Standaridized variation sequences for the Desert alphabet?
Martin J. Dürst
duerst at it.aoyama.ac.jp
Thu Apr 6 02:01:38 CDT 2017
[I started to write this mail quite some time ago. I decided to try to
let things cool down a bit by waiting a day or two, but it has become
more than a week now.]
On 2017/03/29 22:08, Michael Everson wrote:
> It’s as though you’d not participated in this work for many years, really.
Well, looking back, my time commitment to Unicode has definitely varied
over the years. But that might be true for everybody.
What's more important is that Unicode covers such a wide range of areas,
and not everybody has the same experience or knowledge. If we did, we
wouldn't need to work together; it would be okay to just have one of us.
Indeed, what's really very valuable and interesting in this work is the
many very varied backgrounds and experiences everybody has.
In addition to variations in background, we also have a wide variety of
ways of thinking, e.g. ranging from abstract to concrete, and so on.
>> On 29 Mar 2017, at 11:12, Martin J. Dürst <duerst at it.aoyama.ac.jp> wrote:
>> - That suggests that IF this script is in current use,
> You don’t even know? You’re kidding, right?
Everything is relative. And without being part of the user community,
it's difficult to make any guesses.
>> - As far as we have heard (in the course of the discussion, after questioning claims made without such information), it seems that:
> Yeah, it doesn’t “seem” anything but a whole lot of special pleading to bolster your rigid view that the glyphs in question can be interchangeable because of the sounds they may represent.
I don't remember every claiming that the glyphs must be used
interchangeably, only that we should carefully examine whether they are
or not, and that because they represent the same sound (in a phonetic
alphabet, as it is) and are shown in the same position in alphabet
tables, we shouldn't a priori exclude such a possibility.
>> - There may not be enough information to understand how the creators and early users of the script saw this issue,
> Um, yeah. As if there were for Phoenician, or Luwian hieroglyphs, right?
Well, there's well over an order of magnitude difference in the time
scales involved. The language that Deseret is used to write is still in
active use, including in this very discussion. Quite different from
Phoenician or Luwian hieroglyphs.
In addition, we have meta-information such as alphabet tables, which we
may not have for the scripts you mention, as well as the fact that
printing technology may have forced a better identification of what's a
character and what not than inscriptions and other older technologies.
>> - Similarly, there seem to be not enough modern practitioners of the script using the ligatures that could shed any light on the question asked in the previous item in a historical context,
> Completely irrelevant. Nobody worried about the number of modern users of the Insular letters we encoded. Why put such a constraints on users of Deseret? Ꝺꝺ Ꝼꝼ Ᵹᵹ Ꝿ Ꞃꞃ Ꞅꞅ Ꞇꞇ.
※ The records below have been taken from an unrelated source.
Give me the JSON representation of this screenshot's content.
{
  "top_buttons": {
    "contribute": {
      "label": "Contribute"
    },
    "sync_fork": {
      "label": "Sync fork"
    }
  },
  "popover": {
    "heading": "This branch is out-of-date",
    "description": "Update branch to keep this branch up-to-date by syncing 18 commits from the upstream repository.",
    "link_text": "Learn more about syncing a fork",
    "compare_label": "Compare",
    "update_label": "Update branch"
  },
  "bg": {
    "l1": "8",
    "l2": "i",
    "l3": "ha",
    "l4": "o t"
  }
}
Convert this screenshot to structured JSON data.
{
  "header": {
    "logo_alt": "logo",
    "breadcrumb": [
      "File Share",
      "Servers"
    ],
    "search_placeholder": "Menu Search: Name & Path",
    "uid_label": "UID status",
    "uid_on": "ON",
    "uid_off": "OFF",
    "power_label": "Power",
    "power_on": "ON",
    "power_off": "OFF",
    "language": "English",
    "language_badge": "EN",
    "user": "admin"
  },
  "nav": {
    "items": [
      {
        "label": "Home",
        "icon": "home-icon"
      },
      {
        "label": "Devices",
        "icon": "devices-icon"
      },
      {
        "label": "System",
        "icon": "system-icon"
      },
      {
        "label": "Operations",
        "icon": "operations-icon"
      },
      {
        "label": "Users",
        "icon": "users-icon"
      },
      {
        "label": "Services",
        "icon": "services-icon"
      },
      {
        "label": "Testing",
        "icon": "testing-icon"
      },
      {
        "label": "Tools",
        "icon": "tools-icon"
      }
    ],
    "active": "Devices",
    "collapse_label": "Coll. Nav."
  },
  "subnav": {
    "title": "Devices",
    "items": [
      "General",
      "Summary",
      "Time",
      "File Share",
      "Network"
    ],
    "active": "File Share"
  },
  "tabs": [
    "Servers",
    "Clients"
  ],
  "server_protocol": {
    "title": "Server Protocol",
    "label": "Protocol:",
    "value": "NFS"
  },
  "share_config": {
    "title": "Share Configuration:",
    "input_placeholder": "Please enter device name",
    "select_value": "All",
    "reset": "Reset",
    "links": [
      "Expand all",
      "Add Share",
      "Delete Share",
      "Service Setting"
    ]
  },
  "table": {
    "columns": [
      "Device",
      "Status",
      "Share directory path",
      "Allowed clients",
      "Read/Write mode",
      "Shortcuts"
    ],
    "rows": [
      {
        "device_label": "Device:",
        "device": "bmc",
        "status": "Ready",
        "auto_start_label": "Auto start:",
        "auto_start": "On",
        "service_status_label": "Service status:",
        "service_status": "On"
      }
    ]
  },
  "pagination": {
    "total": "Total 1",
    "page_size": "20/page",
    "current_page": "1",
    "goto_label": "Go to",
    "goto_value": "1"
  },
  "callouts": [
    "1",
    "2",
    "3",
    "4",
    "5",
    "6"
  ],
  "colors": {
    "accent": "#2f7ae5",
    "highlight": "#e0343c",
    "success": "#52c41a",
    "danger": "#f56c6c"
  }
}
Because it's modern users, and future users, not users some hundred
years or so ago, that will use the encoding. In the case of Insular
letters, my guess is that nobody wants to translate/transcribe xkcd, for
example, whereas there is such a transcription for Deseret:
>> first apparently because there are not that many modern practitioners at all, and second because modern practitioners seem to prefer spelling with individual letters rather than using the ligatures.
> This is equally ridiculous. John Jenkins chooses not write the digraphs in the works which he transcribed, because that’s what *he* chooses. He doesn’t speak for anyone else who may choose to write in Deseret, and your assumption that “modern practitioners” do this is groundless.
Most readers and writers of Deseret today use the shapes that are in
their fonts, which are those in the Unicode charts, and most texts
published today don’t use the EW and OI ligatures at all, because that’s
John Jenkins’ editorial practice.
So I was wrong to write "modern practitioners", and should have written
"modern publishers" or "modern published texts". Or is the impression
that I get from what you wrote above wrong that most texts published
these days are edited by John, or by people following his practice?
> It also ignores the fact that the script had a reform and that the value of separate encodings for the various characters is of value to those studying the provenance and orthographic practices of those who wrote Deseret when it was in active use.
I don't remember denying the value of separate encodings for historic
research. I only wanted to make sure that present-day use isn't
inconvenienced to make historic research easier. If the claims are
correct that present-day usage is mostly a reconstruction based on the
Unicode encoding and the Unicode sample glyphs, then I'm fine with
helping historic research.
> This is exactly the same thing as the medievalist Latin abbreviation and other characters we encoded. There is neither sense nor logic nor utility in trying to argue for why editors of Deseret documents shouldn’t have the same kinds of tools that medievalists have. And as far as medievalist concerns go, many of the characters are used by relatively few researchers. Some of the characters we encoded are used all over Europe at many times. Some are used only by Nordicists, some by Celticists, and some by subsets within the Nordicist and Celticist communities.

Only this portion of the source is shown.